Me: :: laughing :: "That's a polite medical term for 'pain in the ass'."
NIH Nurse: “Nooo… That's a compliment."
They also asked me if I could get a brain MRI to check for mets that might have crossed the blood-brain barrier. This is quite rare in my type of cancer, but it is possible. I told them I was dubious about getting that ordered here in Portland, and we agreed they’d schedule the brain MRI at NIH, probably for the afternoon of 12/30.
I got the appropriate NIH shipping address for delivery of the Imaging Library disc, then focused on contacting the clinic about getting my oncologist engaged to review the new CT scan and release it to me ASAP.
As it happens, my oncologist had already seen and released the scan promptly, even before I had reached out about having them read it. They emailed me and asked me why I'd had the scan early, was it for the NIH studies? I replied that it was, and mentioned the brain MRI request. Meanwhile, the Imaging Library was cooperative about releasing a disc to me immediately. They only needed a 45-minute lead time. So Lisa Costello took me back over to the hospital complex to score the disc.
About then, my oncologist went ahead and ordered the brain MRI. (All of this was happening more or less in realtime at this point, while Lisa drove us back to to the hospital to go up the hill to the Imaging Library.) I got on the phone once more with the schedulers, who actually found me an opening this coming night. It’s awfully hard to get an MRI on demand, as there’s a long waiting list for access. I have a 9:45 pm brain MRI up the hill in the main hospital, which should take about 45 minutes. There is a stat read request on that order as well.
My oncologist has agreed to watch their queue Thursday morning, and release the MRI results to me ASAP. I will then make the request to the Imaging Library and get it back out to my contact at NIH that same day for Friday delivery, if my luck holds.
This should improve the intake process at NIH as they will have everything they need to proceed, or to scrub me from the study if they don't like something in the imaging files.
By the time I got home again yesterday evening, I was so exhausted I physically hurt. I was also having at attack of the chills, which may have been exhaustion, a reaction to the CT dye, a system issue stemming from my advancing cancer, or all of the above.
I want to note, with respect to my recent comments about constant crisis and never being able to hold a schedule, that yesterday was a perfect example. I’ve now had to reschedule Jersey Girl twice due to unexpected medical requirements. I spent most of yesterday on the phone, running around town, or actually in a procedure room, on a day that had no medical activity on my calendar when I woke up other than my therapy appointment. I’d actually thought to have an easy day.

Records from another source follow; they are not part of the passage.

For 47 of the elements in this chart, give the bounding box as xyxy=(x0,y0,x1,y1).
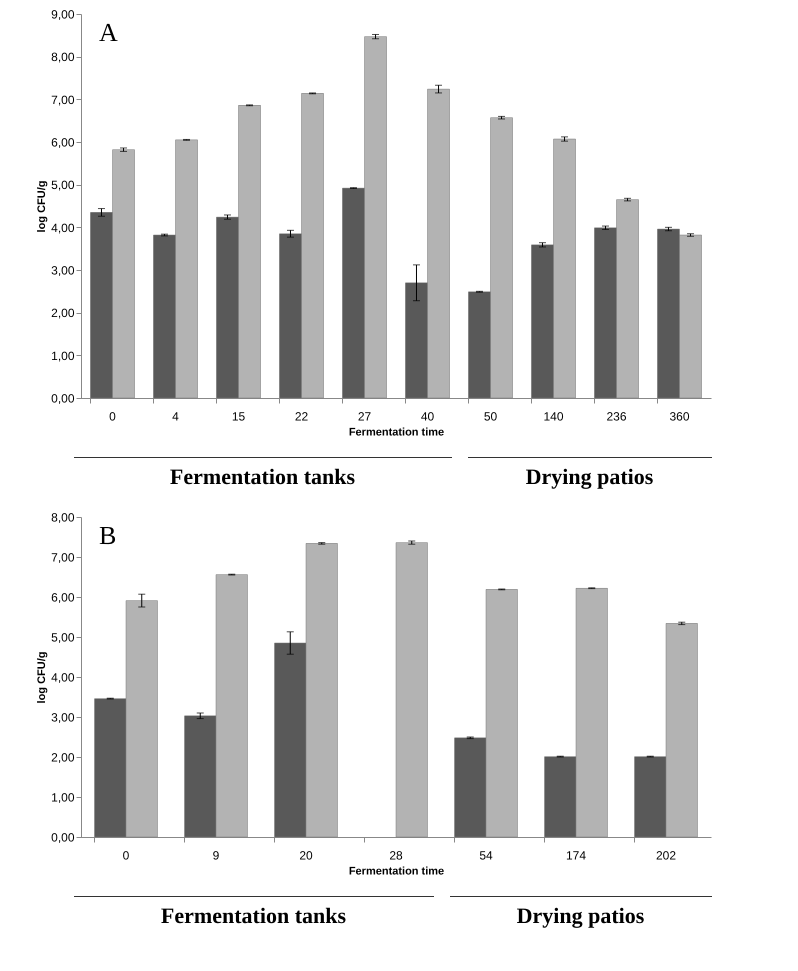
x-tick-label: 54 xyxy=(479,848,493,862)
x-tick-label: 9 xyxy=(212,848,220,862)
y-tick-label: 6,00 xyxy=(51,590,75,604)
y-axis-title: log CFU/g xyxy=(36,652,48,704)
y-tick-label: 2,00 xyxy=(51,306,75,320)
x-tick-label: 27 xyxy=(358,410,372,424)
y-tick-label: 6,00 xyxy=(51,136,75,150)
x-tick-label: 0 xyxy=(109,410,116,424)
x-tick-label: 40 xyxy=(420,410,434,424)
y-tick-label: 7,00 xyxy=(51,550,75,564)
x-tick-label: 236 xyxy=(606,410,627,424)
x-tick-label: 28 xyxy=(389,848,403,862)
y-tick-label: 8,00 xyxy=(51,510,75,524)
text: Fermentation tanks xyxy=(74,896,434,929)
x-axis-title: Fermentation time xyxy=(348,426,444,438)
y-tick-label: 4,00 xyxy=(51,220,75,235)
text: Fermentation tanks xyxy=(74,457,452,490)
x-tick-label: 22 xyxy=(294,410,308,424)
text: Drying patios xyxy=(468,457,712,490)
y-tick-label: 1,00 xyxy=(51,790,75,804)
x-axis-title: Fermentation time xyxy=(348,866,444,878)
x-tick-label: 20 xyxy=(299,848,313,862)
x-tick-label: 0 xyxy=(122,848,130,862)
y-tick-label: 3,00 xyxy=(51,710,75,724)
y-tick-label: 9,00 xyxy=(51,8,75,22)
x-tick-label: 202 xyxy=(656,848,676,862)
bar xyxy=(396,542,428,838)
y-tick-label: 4,00 xyxy=(51,670,75,684)
x-tick-label: 50 xyxy=(484,410,498,424)
annotation: B xyxy=(99,521,116,550)
y-tick-label: 1,00 xyxy=(51,348,75,363)
y-tick-label: 0,00 xyxy=(51,830,75,844)
text: Drying patios xyxy=(450,896,712,929)
y-tick-label: 5,00 xyxy=(51,630,75,644)
x-tick-label: 4 xyxy=(172,410,180,424)
annotation: A xyxy=(99,18,118,47)
y-axis-title: log CFU/g xyxy=(36,180,48,232)
y-tick-label: 0,00 xyxy=(51,392,75,406)
y-tick-label: 2,00 xyxy=(51,750,75,764)
x-tick-label: 360 xyxy=(669,410,690,424)
x-tick-label: 140 xyxy=(543,410,564,424)
y-tick-label: 5,00 xyxy=(51,178,75,192)
y-tick-label: 8,00 xyxy=(51,50,75,64)
y-tick-label: 7,00 xyxy=(51,92,75,107)
x-tick-label: 15 xyxy=(232,410,246,424)
x-tick-label: 174 xyxy=(566,848,586,862)
y-tick-label: 3,00 xyxy=(51,264,75,278)
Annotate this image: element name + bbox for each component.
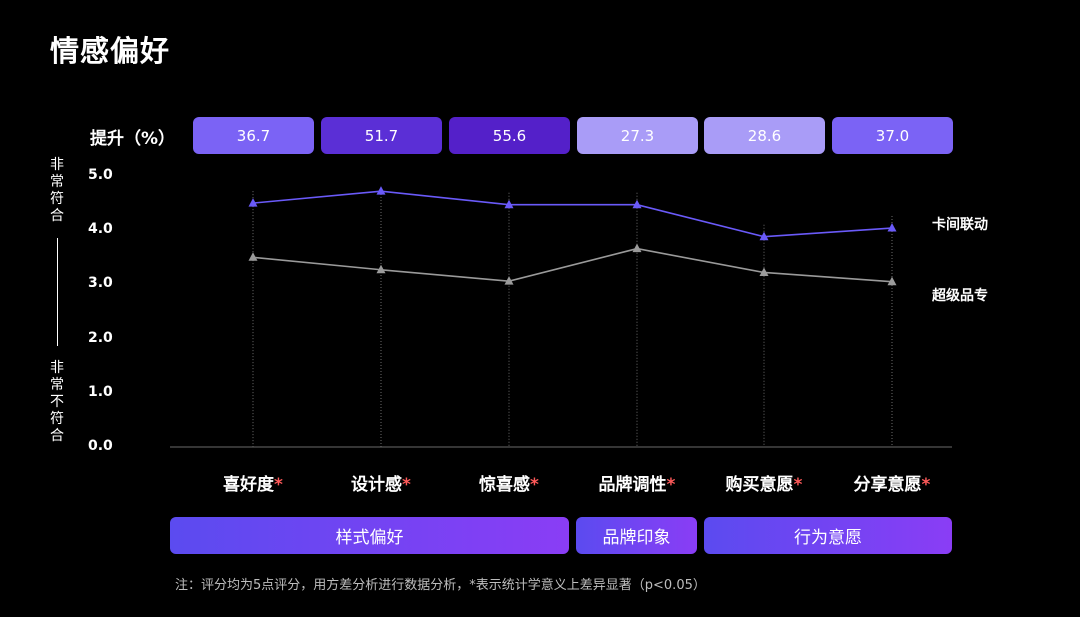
significance-star: *	[921, 475, 931, 495]
category-label-text: 惊喜感	[479, 475, 531, 495]
yaxis-top-label: 非常符合	[50, 157, 64, 224]
y-tick-label: 4.0	[88, 221, 113, 238]
lift-value-box: 28.6	[704, 117, 825, 154]
data-point-marker	[759, 267, 769, 276]
category-label: 分享意愿*	[832, 470, 952, 495]
category-label: 喜好度*	[193, 470, 313, 495]
yaxis-bottom-label: 非常不符合	[50, 360, 64, 444]
data-point-marker	[632, 243, 642, 253]
legend-entry: 卡间联动	[932, 217, 988, 234]
category-label: 惊喜感*	[449, 470, 569, 495]
lift-value-box: 37.0	[832, 117, 953, 154]
y-tick-label: 1.0	[88, 383, 113, 400]
data-point-marker	[887, 276, 897, 286]
series-line	[252, 247, 893, 283]
series-line	[252, 190, 893, 238]
category-label-text: 品牌调性	[598, 475, 667, 495]
data-point-marker	[248, 198, 258, 207]
y-tick-label: 0.0	[88, 438, 113, 454]
lift-value-box: 27.3	[577, 117, 698, 154]
group-label-bar: 样式偏好	[170, 517, 569, 554]
significance-star: *	[274, 475, 283, 495]
data-point-marker	[504, 199, 514, 209]
significance-star: *	[530, 475, 539, 495]
group-label-bar: 行为意愿	[704, 517, 952, 554]
legend-entry: 超级品专	[932, 287, 988, 304]
data-point-marker	[632, 199, 642, 209]
category-label-text: 购买意愿	[725, 475, 794, 495]
significance-star: *	[666, 475, 676, 495]
data-point-marker	[504, 276, 514, 285]
y-tick-label: 5.0	[88, 167, 113, 183]
category-label-text: 喜好度	[223, 475, 275, 495]
group-label-bar: 品牌印象	[576, 517, 697, 554]
yaxis-divider-line	[57, 238, 58, 346]
significance-star: *	[793, 475, 803, 495]
data-point-marker	[887, 223, 897, 232]
lift-value-box: 51.7	[321, 117, 442, 154]
significance-star: *	[402, 475, 411, 495]
lift-label: 提升（%）	[90, 129, 176, 149]
category-label: 设计感*	[321, 470, 441, 495]
page-title: 情感偏好	[50, 34, 171, 68]
data-point-marker	[376, 186, 386, 195]
lift-value-box: 36.7	[193, 117, 314, 154]
lift-value-box: 55.6	[449, 117, 570, 154]
category-label: 购买意愿*	[704, 470, 824, 495]
data-point-marker	[376, 264, 386, 274]
category-label-text: 设计感	[351, 475, 403, 495]
data-point-marker	[759, 231, 769, 241]
data-point-marker	[248, 252, 258, 261]
category-label: 品牌调性*	[577, 470, 697, 495]
y-tick-label: 2.0	[88, 329, 113, 346]
y-tick-label: 3.0	[88, 275, 113, 292]
footnote: 注：评分均为5点评分，用方差分析进行数据分析，*表示统计学意义上差异显著（p<0…	[175, 578, 706, 593]
category-label-text: 分享意愿	[853, 475, 922, 495]
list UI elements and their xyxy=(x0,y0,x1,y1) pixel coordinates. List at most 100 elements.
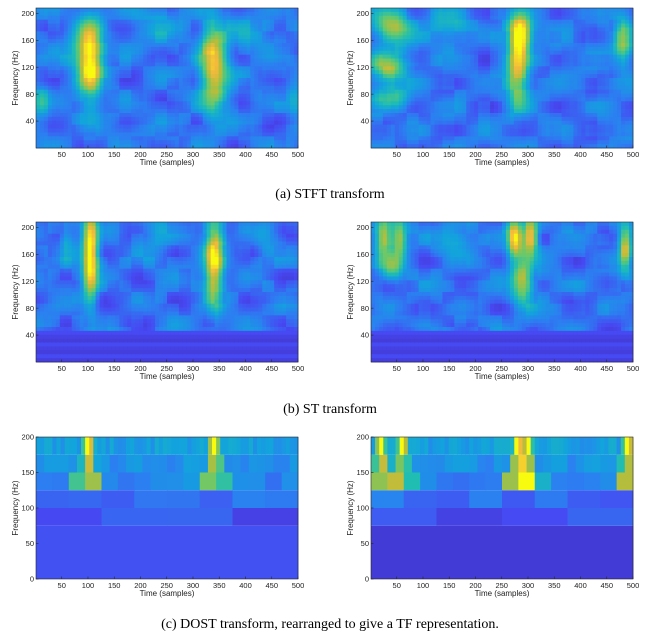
heatmap-cell xyxy=(430,132,435,137)
heatmap-cell xyxy=(593,144,598,149)
heatmap-cell xyxy=(462,66,467,71)
heatmap-cell xyxy=(549,93,555,98)
heatmap-cell xyxy=(182,15,188,21)
heatmap-cell xyxy=(36,342,41,347)
heatmap-cell xyxy=(585,116,590,122)
heatmap-cell xyxy=(573,81,578,87)
heatmap-cell xyxy=(79,120,85,126)
heatmap-cell xyxy=(474,35,479,40)
heatmap-cell xyxy=(266,120,271,126)
heatmap-cell xyxy=(39,350,45,355)
heatmap-cell xyxy=(557,39,562,44)
heatmap-cell xyxy=(226,43,231,48)
heatmap-cell xyxy=(382,120,388,126)
heatmap-cell xyxy=(438,105,443,110)
heatmap-cell xyxy=(214,8,220,13)
heatmap-cell xyxy=(573,46,578,52)
heatmap-cell xyxy=(186,81,192,87)
heatmap-cell xyxy=(83,136,89,141)
heatmap-cell xyxy=(609,109,614,114)
heatmap-cell xyxy=(87,109,92,114)
heatmap-cell xyxy=(238,19,243,24)
heatmap-cell xyxy=(422,70,427,75)
y-tick-label: 40 xyxy=(361,117,369,126)
heatmap-cell xyxy=(629,144,634,149)
heatmap-cell xyxy=(246,120,251,126)
heatmap-cell xyxy=(613,31,618,36)
heatmap-cell xyxy=(521,66,527,71)
heatmap-cell xyxy=(577,78,582,83)
heatmap-cell xyxy=(294,27,299,32)
heatmap-cell xyxy=(218,81,223,87)
heatmap-cell xyxy=(490,43,495,48)
heatmap-cell xyxy=(569,66,574,71)
heatmap-cell xyxy=(545,54,551,59)
heatmap-cell xyxy=(234,27,239,32)
heatmap-cell xyxy=(266,46,271,52)
heatmap-cell xyxy=(226,120,231,126)
heatmap-cell xyxy=(446,136,451,141)
heatmap-cell xyxy=(593,109,598,114)
heatmap-cell xyxy=(39,78,45,83)
heatmap-cell xyxy=(434,113,439,118)
heatmap-cell xyxy=(127,128,132,133)
heatmap-cell xyxy=(59,54,65,59)
heatmap-cell xyxy=(625,105,630,110)
heatmap-cell xyxy=(230,19,235,24)
heatmap-cell xyxy=(371,105,376,110)
heatmap-cell xyxy=(406,43,412,48)
heatmap-cell xyxy=(286,128,291,133)
heatmap-cell xyxy=(198,81,204,87)
heatmap-cell xyxy=(151,124,156,129)
heatmap-cell xyxy=(274,113,279,118)
heatmap-cell xyxy=(442,85,447,91)
heatmap-cell xyxy=(549,78,555,83)
heatmap-cell xyxy=(55,120,61,126)
heatmap-cell xyxy=(442,19,447,24)
heatmap-cell xyxy=(147,93,152,98)
heatmap-cell xyxy=(139,66,144,71)
heatmap-cell xyxy=(609,54,614,59)
heatmap-cell xyxy=(505,78,511,83)
heatmap-cell xyxy=(43,253,49,258)
heatmap-cell xyxy=(163,144,168,149)
heatmap-cell xyxy=(557,19,562,24)
heatmap-cell xyxy=(198,136,204,141)
heatmap-cell xyxy=(525,109,531,114)
heatmap-cell xyxy=(498,8,503,13)
heatmap-cell xyxy=(450,54,455,59)
heatmap-cell xyxy=(151,78,156,83)
heatmap-cell xyxy=(442,70,447,75)
heatmap-cell xyxy=(39,330,45,336)
heatmap-cell xyxy=(230,81,235,87)
heatmap-cell xyxy=(374,140,380,145)
heatmap-cell xyxy=(625,50,630,56)
heatmap-cell xyxy=(71,97,77,102)
heatmap-cell xyxy=(75,19,81,24)
heatmap-cell xyxy=(67,74,73,79)
heatmap-cell xyxy=(589,128,594,133)
heatmap-cell xyxy=(561,15,566,21)
heatmap-cell xyxy=(597,105,602,110)
heatmap-cell xyxy=(418,81,424,87)
heatmap-cell xyxy=(525,66,531,71)
heatmap-cell xyxy=(378,46,384,52)
heatmap-cell xyxy=(47,350,53,355)
heatmap-cell xyxy=(414,35,420,40)
heatmap-cell xyxy=(63,109,69,114)
heatmap-cell xyxy=(278,101,283,106)
heatmap-cell xyxy=(286,39,291,44)
heatmap-cell xyxy=(246,81,251,87)
heatmap-cell xyxy=(226,46,231,52)
heatmap-cell xyxy=(545,70,551,75)
heatmap-cell xyxy=(422,89,427,94)
heatmap-cell xyxy=(529,89,535,94)
heatmap-cell xyxy=(494,31,499,36)
heatmap-cell xyxy=(629,113,634,118)
heatmap-cell xyxy=(525,50,531,56)
heatmap-cell xyxy=(593,19,598,24)
heatmap-cell xyxy=(290,54,295,59)
heatmap-cell xyxy=(159,116,164,122)
heatmap-cell xyxy=(569,89,574,94)
heatmap-cell xyxy=(565,74,570,79)
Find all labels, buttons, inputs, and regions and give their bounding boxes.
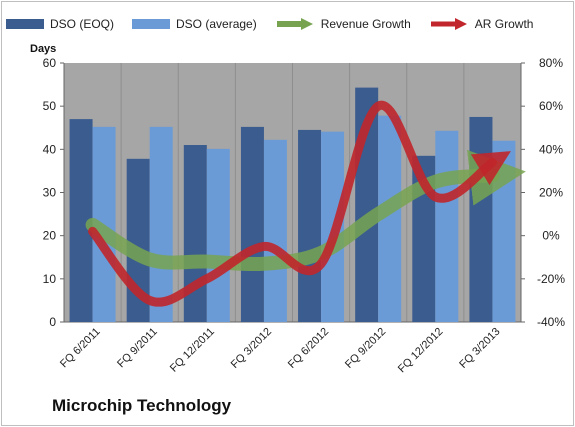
y-tick-label: 50 bbox=[43, 99, 57, 113]
x-tick-label: FQ 6/2011 bbox=[58, 326, 103, 371]
bar-dso-average bbox=[263, 139, 287, 322]
bar-dso-eoq bbox=[240, 126, 264, 323]
revenue-arrow-icon bbox=[276, 18, 313, 30]
bar-dso-average bbox=[206, 148, 230, 322]
legend-item-revenue-growth: Revenue Growth bbox=[275, 17, 411, 31]
legend-item-ar-growth: AR Growth bbox=[429, 17, 534, 31]
ar-arrow-icon bbox=[430, 18, 467, 30]
legend-label-ar-growth: AR Growth bbox=[474, 17, 534, 31]
legend-label-revenue-growth: Revenue Growth bbox=[320, 17, 411, 31]
y-axis-title: Days bbox=[30, 43, 56, 55]
y-tick-label: 10 bbox=[43, 272, 57, 286]
legend-swatch-dso-average bbox=[132, 19, 171, 29]
legend-swatch-dso-eoq bbox=[6, 19, 44, 29]
y2-tick-label: 0% bbox=[542, 229, 560, 243]
legend-label-dso-average: DSO (average) bbox=[176, 17, 257, 31]
legend: DSO (EOQ) DSO (average) Revenue Growth A… bbox=[6, 12, 551, 36]
company-name: Microchip Technology bbox=[52, 396, 232, 415]
bar-dso-average bbox=[492, 140, 516, 322]
bar-dso-average bbox=[149, 126, 173, 323]
x-tick-label: FQ 9/2011 bbox=[115, 326, 160, 371]
y2-tick-label: 20% bbox=[539, 186, 563, 200]
x-tick-label: FQ 3/2012 bbox=[229, 326, 274, 371]
y2-tick-label: 40% bbox=[539, 142, 563, 156]
bar-dso-eoq bbox=[69, 119, 93, 322]
legend-item-dso-average: DSO (average) bbox=[132, 17, 257, 31]
y2-tick-label: 80% bbox=[539, 56, 563, 70]
y-tick-label: 30 bbox=[43, 186, 57, 200]
x-tick-label: FQ 9/2012 bbox=[343, 326, 388, 371]
plot-area: 0 10 20 30 40 50 60 -40% -20% 0% 20% 40% 60% 80% FQ 6/… bbox=[43, 56, 566, 375]
y2-tick-label: -40% bbox=[537, 315, 565, 329]
y-tick-label: 20 bbox=[43, 229, 57, 243]
bar-dso-eoq bbox=[469, 116, 493, 322]
y2-tick-label: -20% bbox=[537, 272, 565, 286]
x-tick-label: FQ 6/2012 bbox=[286, 326, 331, 371]
bar-dso-average bbox=[435, 130, 459, 322]
bar-dso-eoq bbox=[298, 129, 322, 322]
x-tick-label: FQ 12/2011 bbox=[168, 326, 217, 375]
legend-label-dso-eoq: DSO (EOQ) bbox=[50, 17, 115, 31]
y-tick-label: 40 bbox=[43, 142, 57, 156]
x-tick-label: FQ 3/2013 bbox=[457, 326, 502, 371]
y-tick-label: 0 bbox=[49, 315, 56, 329]
x-tick-label: FQ 12/2012 bbox=[396, 326, 446, 376]
line-ar-growth bbox=[88, 100, 511, 307]
legend-item-dso-eoq: DSO (EOQ) bbox=[6, 17, 114, 31]
y2-tick-label: 60% bbox=[539, 99, 563, 113]
bar-dso-average bbox=[378, 115, 402, 322]
y-tick-label: 60 bbox=[43, 56, 57, 70]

This is how my life works lately.
As for the substance of yesterday, while I feel pretty darned accomplished, I also recognize that all of these victories are fundamentally futile. The CT results were frankly quite depressing. We’re fighting rearguard actions in a war the outcome of which was confirmed last spring. This does not stop me from grabbing every chance I can, wringing what I may from each passing day. But last night when I was in bed shivering under extra blankets and feeling logy and strange, I kept wondering if all this was worth it.
So far the answer is still yes.
Interval enlargement of nearly all of the pulmonary and hepaJc metastases.
That’s doctor speak for “some of these tumors have almost doubled in size in the last six weeks, and a few of them have grown so much they’re fusing together.”
Nothing whatsoever surprising about this, but it is discouraging as hell.